Ce jour, The Register a indiqué qu’un mémo interne à Google informait les employés de l’entreprise que certains mots étaient désormais interdits. De fait, le mot « Fuck » est désormais banni, mais également d’autres mots faisant directement référence aux actes sexuels. Évidemment, ces mots ne sont pas interdits à l’oral, puisqu’il serait impossible (et illogique) de vouloir contrôler leur utilisation. Néanmoins, ils sont désormais bannis de tous les documents et les URLs de la compagnie américaine. Si de tels termes sont présents à l’écrit, ils seront automatiquement filtrés afin qu’ils ne puissent pas être vu par le reste de l’équipe.

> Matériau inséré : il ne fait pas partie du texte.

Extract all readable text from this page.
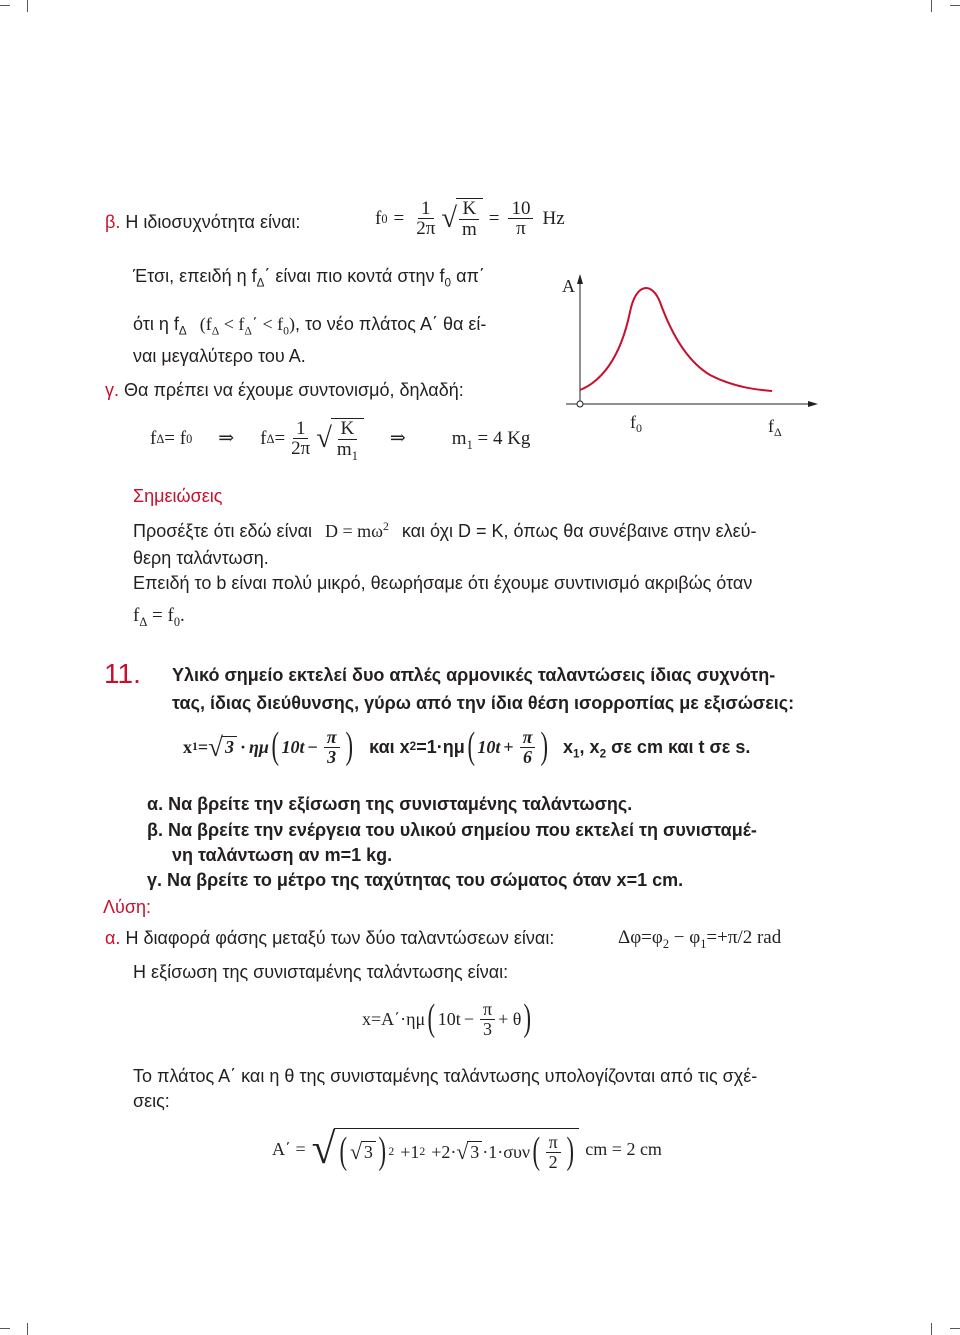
β. Η ιδιοσυχνότητα είναι:	f $0 = \frac{1}{2\pi}$ √ $\frac{K}{m} = \frac{10}{\pi}$ Hz
Έτσι, επειδή η $f_\Delta΄$ είναι πιο κοντά στην $f_0$ απ΄
ότι η $f_\Delta$ $(f_\Delta < f_\Delta΄ < f_0)$, το νέο πλάτος Α΄ θα εί-
ναι μεγαλύτερο του Α.
A
$f_0$	$f_\Delta$
γ. Θα πρέπει να έχουμε συντονισμό, δηλαδή:
f Δ = f 0 ⇒ f $\Delta = \frac{1}{2\pi}$ √ $\frac{K}{m_1}$ ⇒ $m_1 = 4$ Kg
Σημειώσεις
Προσέξτε ότι εδώ είναι $D = m\omega^2$ και όχι D = K, όπως θα συνέβαινε στην ελεύ-
θερη ταλάντωση.
Επειδή το b είναι πολύ μικρό, θεωρήσαμε ότι έχουμε συντινισμό ακριβώς όταν
$f_\Delta = f_0$.
11. Υλικό σημείο εκτελεί δυο απλές αρμονικές ταλαντώσεις ίδιας συχνότη-
τας, ίδιας διεύθυνσης, γύρω από την ίδια θέση ισορροπίας με εξισώσεις:
x 1 = √ 3 · ημ ( $10t - \frac{\pi}{3}$ ) και x 2 =1·ημ ( $10t + \frac{\pi}{6}$ ) $x_1$, $x_2$ σε cm και t σε s.
α. Να βρείτε την εξίσωση της συνισταμένης ταλάντωσης.
β. Να βρείτε την ενέργεια του υλικού σημείου που εκτελεί τη συνισταμέ-
νη ταλάντωση αν m=1 kg.
γ. Να βρείτε το μέτρο της ταχύτητας του σώματος όταν x=1 cm.
Λύση:
α. Η διαφορά φάσης μεταξύ των δύο ταλαντώσεων είναι:	$\Delta\varphi=\varphi_2 - \varphi_1=+\pi/2$ rad
Η εξίσωση της συνισταμένης ταλάντωσης είναι:
x=A΄·ημ ( $10t - \frac{\pi}{3} + \theta$ )
Το πλάτος Α΄ και η θ της συνισταμένης ταλάντωσης υπολογίζονται από τις σχέ-
σεις:
A΄ = √ ( √ 3 ) 2 +1 2 +2· √ 3 ·1·συν ( $\frac{\pi}{2}$ ) cm = 2 cm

Google veut mettre en avant une culture d’entreprise positive

Si Google prend une telle décision, c’est pour que ses collaborateurs communiquent entre eux avec respect, une caractéristique qui pourrait contribuer à créer une bonne ambiance sur le lieu de travail. De plus, plusieurs entreprises issues du secteur technologique sont accusées de favoriser une culture d’entreprise défavorable aux salariés, voire nocive. Linus Torvalds est l’exemple de ce type de situation, puisqu’il est réputé pour ses coups de sang et ses mauvaises habitudes lorsqu’il s’agit de communication. À tel point que l’informaticien a décidé de s’éloigner du développement durant quelques mois afin de prendre du recul sur son attitude. Au final, il a pris environ un mois pour espérer régler ses problèmes de comportements.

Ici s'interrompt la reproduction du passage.